Over her extensive academic career, which has taken her to both Bonn and Harvard, Lepper has always had a knack for drawing connections between her scholarly work and matters that are important to the wider society. In connection with her appointment to the Junge Akademie of the Berlin-Brandenburg Academy of Sciences and Humanities (BBAW), for example, Lepper has initiated efforts to improve teaching at universities and to support less-represented disciplines, such as Egyptology.
In her current position as a researcher at the Egyptian Museum and within the papyrus collection, Lepper views close interaction between her work at the museum and university teaching as appealing: Since the summer semester of 2011, she has been teaching at the Egyptology Institute at Freie Universität. She allows her students to study the original documents in the collection directly, viewing the museum not only as an exhibition site, but also as a place of research.

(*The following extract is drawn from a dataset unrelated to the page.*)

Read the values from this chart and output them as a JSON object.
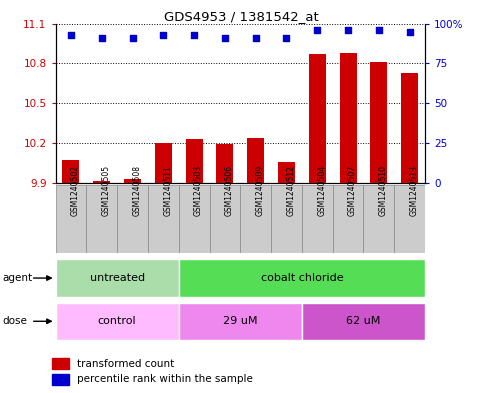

Her commitment and dedication to the area where academia meets society recently won Lepper recognition in the “Germany – Land of Ideas” initiative, which is jointly sponsored by representatives of the private sector and the German federal government. Lepper is among the “100 women of tomorrow” to be named by Germany’s President for their active role in shaping the country’s future across a broad range of different fields. The fact that a scholar of ancient studies has received this forward-looking distinction, Lepper says, shows once again how much the early days of human culture can teach us about the present: “We can learn a lot from ancient Egyptian and Middle Eastern texts, perhaps even scaling back our technical arrogance a bit. After all, many discoveries are not ours alone, but date back to humanity’s oldest culture.”